DER HOLTZBRINCK-KONZERN MACHT POLITIK: Die Genese einer Nachricht
„Mir geht es gut“, hat der Staatsminister noch am Vormittag gesagt, „ich denke nicht an einen Rücktritt.“ Gut geht es Michael Naumann mit Sicherheit, und zwar nicht obwohl, sondern weil er eben doch geht. Geht es Gerhard Schröder auch gut? Wohl weniger. Er bleibt.

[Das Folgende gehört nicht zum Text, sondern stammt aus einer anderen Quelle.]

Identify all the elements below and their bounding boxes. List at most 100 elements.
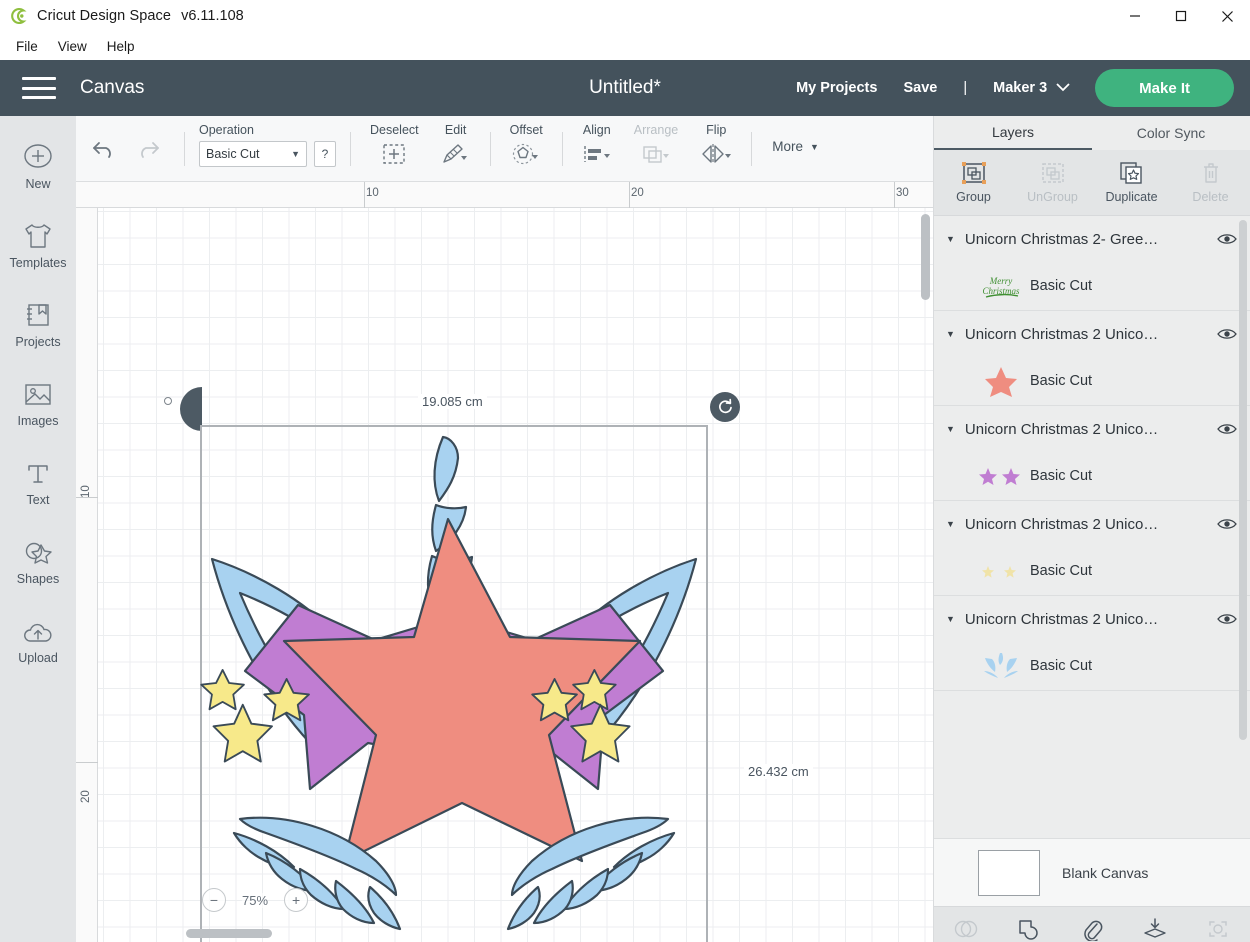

Das Dementi aller Dementis kommt um 13.32 Uhr. Nicht von der Bundesregierung, schon gar nicht vom bis zum Abend in Brüssel beschäftigten Bundeskanzler – sondern aus Stuttgart. „Gespräche von Dieter von Holtzbrinck mit dem Staatsminister für Kultur Dr. Michael Naumann über dessen Mitwirkung als Mitherausgeber der Zeit stehen kurz vor dem Abschluss“, lautet die prosaische Mitteilung aus Deutschlands sechstgrößtem Medienkonzern.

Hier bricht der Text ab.